Egal ob Steinzeitdiät, Low Carb, glutenfrei oder vegan – Nils Binnberg hat jeden Ernährungstrend mitgemacht. Danach war er nicht nur schlanker, sondern auch krank: Er hatte den Zwang, sich gesund zu ernähren.

Am Ende hat Nils Binnberg nur noch fünf Lebensmittel gegessen: Räucherlachs, Avocado, Fleisch, Salat und Nüsse. Erst als er in einem Magazin auf den Begriff Orthorexie stößt und erfährt, dass es sich dabei um eine krankhafte Fixierung auf gesunde Ernährung handelt, fällt der Groschen. "Es war nicht leicht, da über Nacht rauszukommen", aber seine Therapie war erfolgreich.

Angefangen hat alles mit dem Wunsch, ein bisschen abzunehmen. In seiner Jugend sei er immer sehr schlank gewesen, in seinen Dreißigern habe er 16 Kilo zugenommen: "Ich war geschockt, als ich das gesehen habe und habe mich auch in meiner Männlichkeit gekränkt gefühlt." Ein Ernährungsmediziner empfiehlt ihm eine kohlenhydratarme Diät und Kraft-Ausdauer-Training – und sofort nimmt er ab.

"Ein Ernährungsmediziner hat mir erklärt, dass Kohlenhydrate böse sind."
Nils Binnberg, Autor und Journalist

Dieser Erfolg befeuert Nils regelrecht und er beginnt alles über gesunde Ernährung zu lesen und auszuprobieren, was er finden kann. In der einen Woche isst er nur Fleisch, Fisch und Gemüse, in der nächsten Woche dann nur noch vegan: "Das ist wahnsinnig widersprüchlich gewesen, aber ich habe die wie wild durcheinander probiert", trotzdem habe er immer geglaubt, dass die Methode, die er gerade ausprobiert, die beste sei.

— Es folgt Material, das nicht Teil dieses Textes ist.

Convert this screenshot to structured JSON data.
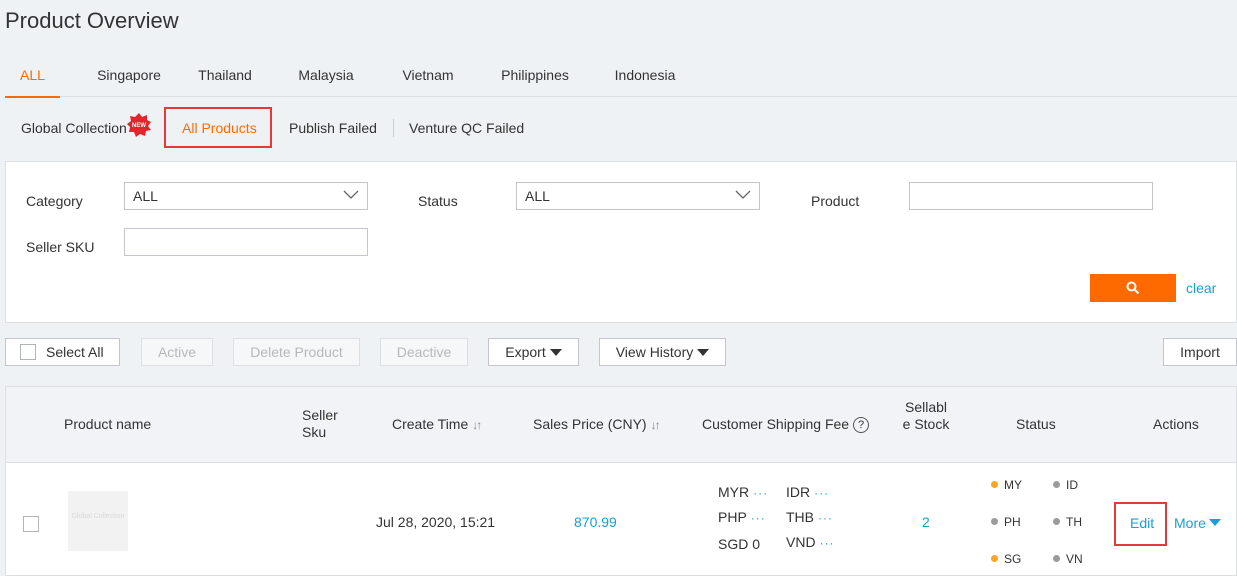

Sein Speiseplan ist am Ende alles andere als abwechslungsreich: Abends Fisch oder Fleisch mit Salat, mittags Avocado mit Räucherlachs und morgens einen Buchweizen-Brei: "Der roch total nach Tapetenkleister". Zu diesem Zeitpunkt geht es für Nils schon lange nicht mehr nur ums Abnehmen, sondern um Selbstoptimierung.

Nils war Essenssnob und Essensmissionar

Längst hat er sich an das Gefühl gewöhnt, den anderen Menschen und der Welt überlegen zu sein, weil er sich ganz besonders gesund ernährt. Damit habe er sich als Vorbild gefühlt. Zugleich war getrieben davon, sein Körpergefühl und sich selbst immer weiter zu optimieren.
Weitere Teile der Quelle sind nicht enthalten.